Defendants, and all persons acting on their behalf, in concert with them, or under
their control, are hereby enjoined from:
(a)
manufacturing, packaging, distributing, selling, advertising, displaying, or
promoting any product or service bearing any of the Maaco Marks or any colorable
imitation thereof;
(b)
displaying or using any of the Maaco Marks to advertise or promote the sale
of, or to identify, the Center, or any product or service provided therein; and
(c)
making in any manner whatsoever any statement or representation, or
performing any act, likely to lead members of the public to believe that Defendants, the
Center, and the products and services provided therein, are in any manner, directly or
indirectly, associated, affiliated, or connected with, or licensed, sponsored, authorized, or
approved by Maaco;
3.
Defendants, and all persons acting on their behalf, in concert with them, or under
their control, are hereby ordered to:
(a)
recall and deliver up to Maaco all names, marks, signs, logos, forms,
advertising, manuals, computer software, supplies, products, merchandise, color scheme,
and promotional materials which bear, or make reference to, any of the Maaco Marks, or
any colorable imitation of the Maaco Marks, or which contain a name, logo, mark or trade
dress confusingly similar to the Maaco name, logo, marks or trade dress;
(b)
recall and deliver up to Maaco all copies and editions of any Maaco
operations manuals that are in their actual or constructive, direct or indirect, possession,
25
custody, or control, including all supplements and addenda thereto, and all other materials
containing center operating instructions, business practices, or plans of Maaco;
(c)
allow Maaco, at a reasonable time, to enter the premises of the Center and
make whatever changes, including removal of tangible assets, that are necessary to
distinguish the premises from the appearance as Maaco® centers;
(d)
cease and desist from using confusingly similar trade names, including the
name “Jeffco,” in connection with any business providing, in whole or in part, motor
vehicle painting or body repair services or products;
(e)
cease and desist from using confusingly similar trade dress, including any
trade dress that contains (1) thick white font used for the name; (2) bordered font shading
of dark blue to a medium-tone blue around the font used for the name; (3) a red, curved
and tapering underline under the font used for the name; and (4) the word “Bodyshop”

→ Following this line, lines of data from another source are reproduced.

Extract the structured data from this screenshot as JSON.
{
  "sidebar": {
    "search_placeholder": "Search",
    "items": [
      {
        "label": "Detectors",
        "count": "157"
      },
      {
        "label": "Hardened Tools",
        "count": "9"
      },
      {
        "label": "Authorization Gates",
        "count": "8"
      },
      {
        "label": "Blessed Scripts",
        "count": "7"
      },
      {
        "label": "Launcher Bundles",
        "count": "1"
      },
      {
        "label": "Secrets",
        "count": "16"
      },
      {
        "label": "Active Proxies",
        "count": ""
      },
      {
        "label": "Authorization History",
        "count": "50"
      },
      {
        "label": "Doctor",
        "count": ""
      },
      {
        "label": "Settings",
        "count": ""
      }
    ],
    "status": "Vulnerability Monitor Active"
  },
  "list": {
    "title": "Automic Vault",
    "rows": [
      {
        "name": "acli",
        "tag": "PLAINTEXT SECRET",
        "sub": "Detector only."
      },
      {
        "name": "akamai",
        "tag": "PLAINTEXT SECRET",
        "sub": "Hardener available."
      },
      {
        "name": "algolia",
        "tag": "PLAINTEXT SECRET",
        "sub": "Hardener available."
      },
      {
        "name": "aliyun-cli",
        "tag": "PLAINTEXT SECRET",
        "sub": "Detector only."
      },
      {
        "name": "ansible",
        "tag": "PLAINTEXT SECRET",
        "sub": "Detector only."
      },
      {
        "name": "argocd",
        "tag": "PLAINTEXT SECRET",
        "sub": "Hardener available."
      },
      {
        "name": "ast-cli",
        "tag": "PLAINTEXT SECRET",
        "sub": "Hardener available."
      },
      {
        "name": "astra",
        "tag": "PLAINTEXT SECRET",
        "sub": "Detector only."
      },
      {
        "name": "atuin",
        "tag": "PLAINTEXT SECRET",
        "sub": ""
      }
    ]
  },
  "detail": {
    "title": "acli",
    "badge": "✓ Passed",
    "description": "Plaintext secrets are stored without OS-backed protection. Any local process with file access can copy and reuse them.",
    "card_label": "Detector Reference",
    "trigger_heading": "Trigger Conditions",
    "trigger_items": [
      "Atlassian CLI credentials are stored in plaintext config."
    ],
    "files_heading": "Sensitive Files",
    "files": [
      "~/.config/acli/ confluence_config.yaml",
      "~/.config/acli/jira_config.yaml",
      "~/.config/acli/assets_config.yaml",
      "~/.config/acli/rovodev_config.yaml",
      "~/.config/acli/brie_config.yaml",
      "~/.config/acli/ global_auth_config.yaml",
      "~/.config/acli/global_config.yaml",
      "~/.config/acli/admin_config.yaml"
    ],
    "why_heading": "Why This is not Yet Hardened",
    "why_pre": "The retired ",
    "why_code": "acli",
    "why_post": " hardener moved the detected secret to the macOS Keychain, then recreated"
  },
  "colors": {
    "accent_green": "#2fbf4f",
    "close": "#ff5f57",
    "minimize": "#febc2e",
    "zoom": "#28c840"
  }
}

directly under the business’ name; and
(f)
cease and desist from identifying their business as currently or formerly
authorized and/or affiliated with Maaco, including by informing the public and existing or
potential customers that their business is “the same as” or “used to be” Maaco;
4.
Defendants, directly or indirectly, and all persons acting on their behalf, in
concert with them, or under their control, are hereby enjoined and prohibited, for a period of one
(1) year from the effective date of this order and injunction, from:
(a)
owning, maintaining, engaging in, being employed by, financing, assisting
or having any interest in any business providing, in whole or in part, motor vehicle painting
or body repair services or products at the premises of 2758 McCarty Road, Saginaw,
26
Michigan 48603 or within a ten (10) mile radius of 2758 McCarty Road, Saginaw,
Michigan 48603; and
(b)
owning, maintaining, engaging in, being employed by, financing, assisting
or having any interest in any business providing, in whole or in part, motor vehicle painting
or body repair services or products at or within a ten (10) mile radius of any existing Maaco
location that was in existence as of the date of this Order.
5.
Defendants shall file with the Court and serve upon Maaco’s counsel within ten
(10) days after entry of this injunction a written notice, under oath, setting forth in detail the manner
in which the Defendants have complied with this injunction;
6.
Maaco is not required to post a bond; and
7.
Maaco shall serve upon Defendants the Preliminary Injunction at Defendants’ last
known address(es) within three (3) business days of the date of this Order.
THIS ORDER shall remain in effect until further Order of this Court.